La direction de l’enseignement catholique a acté cette fermeture, la jugeant inéluctable. Le nom même de Bétharram, désormais associé à l’un des plus graves scandales de pédocriminalité dans le milieu scolaire français, est devenu intenable pour la réputation de l’ensemble du réseau.
La mesure doit encore recevoir l’aval des autorités religieuses à Rome, la congrégation des Pères de Bétharram relevant directement du Vatican.
La pression judiciaire et médiatique a été déterminante.
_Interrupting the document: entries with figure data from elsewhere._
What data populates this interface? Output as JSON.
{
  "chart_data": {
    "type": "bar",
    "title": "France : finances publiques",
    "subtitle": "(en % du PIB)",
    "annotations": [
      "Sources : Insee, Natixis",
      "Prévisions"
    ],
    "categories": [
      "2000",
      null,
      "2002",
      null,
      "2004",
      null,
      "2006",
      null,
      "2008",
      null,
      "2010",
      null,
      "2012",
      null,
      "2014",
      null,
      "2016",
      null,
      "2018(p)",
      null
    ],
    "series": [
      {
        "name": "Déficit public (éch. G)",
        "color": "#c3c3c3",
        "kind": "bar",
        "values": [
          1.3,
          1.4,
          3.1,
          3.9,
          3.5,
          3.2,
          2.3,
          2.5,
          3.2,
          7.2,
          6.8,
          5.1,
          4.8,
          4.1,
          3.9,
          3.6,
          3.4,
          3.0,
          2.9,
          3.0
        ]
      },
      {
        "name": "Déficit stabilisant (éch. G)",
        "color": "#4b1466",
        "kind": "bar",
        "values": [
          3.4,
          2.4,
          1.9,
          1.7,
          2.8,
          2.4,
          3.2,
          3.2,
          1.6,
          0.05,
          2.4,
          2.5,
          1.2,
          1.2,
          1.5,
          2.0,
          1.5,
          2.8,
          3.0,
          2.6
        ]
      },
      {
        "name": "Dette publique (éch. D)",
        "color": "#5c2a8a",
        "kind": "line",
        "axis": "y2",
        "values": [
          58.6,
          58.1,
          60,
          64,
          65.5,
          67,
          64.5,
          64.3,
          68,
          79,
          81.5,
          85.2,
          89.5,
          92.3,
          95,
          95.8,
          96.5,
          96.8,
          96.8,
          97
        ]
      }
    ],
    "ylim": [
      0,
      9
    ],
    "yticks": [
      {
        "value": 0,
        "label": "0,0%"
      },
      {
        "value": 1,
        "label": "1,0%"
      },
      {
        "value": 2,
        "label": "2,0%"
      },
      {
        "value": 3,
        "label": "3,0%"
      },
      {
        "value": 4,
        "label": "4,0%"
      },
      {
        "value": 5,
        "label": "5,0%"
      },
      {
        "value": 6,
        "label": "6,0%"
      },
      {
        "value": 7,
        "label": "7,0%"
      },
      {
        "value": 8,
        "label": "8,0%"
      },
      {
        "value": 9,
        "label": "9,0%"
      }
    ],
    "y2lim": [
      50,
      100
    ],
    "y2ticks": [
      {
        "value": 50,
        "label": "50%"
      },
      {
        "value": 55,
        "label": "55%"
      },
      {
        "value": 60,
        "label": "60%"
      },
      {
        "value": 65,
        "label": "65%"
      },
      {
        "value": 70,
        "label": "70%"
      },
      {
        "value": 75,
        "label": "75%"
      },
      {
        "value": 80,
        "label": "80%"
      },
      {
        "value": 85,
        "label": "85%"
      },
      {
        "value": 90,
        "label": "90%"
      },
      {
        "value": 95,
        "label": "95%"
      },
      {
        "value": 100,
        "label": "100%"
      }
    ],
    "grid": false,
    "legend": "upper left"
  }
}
Plus de deux cents plaintes ont été recensées à ce jour, dont dix-sept nouvelles dépositions récentes. Les témoignages des anciens élèves décrivent un climat de terreur et des sévices d’une extrême brutalité : passages à tabac par des membres du personnel, humiliations infligées à de jeunes enfants, pratiques relevant de la torture.
L’onde de choc de ce scandale a également atteint les plus hautes sphères politiques au début de l’année 2025, conduisant à la mise en place d’une commission d’enquête parlementaire. Des élus de tous bords avaient alors cherché à comprendre comment ces agissements avaient pu perdurer aussi longtemps malgré des alertes présumées.
La fermeture de Bétharram marque la fin douloureuse d’un chapitre sombre, mais ne représente qu’une première étape dans un long processus de vérité et de justice pour les victimes.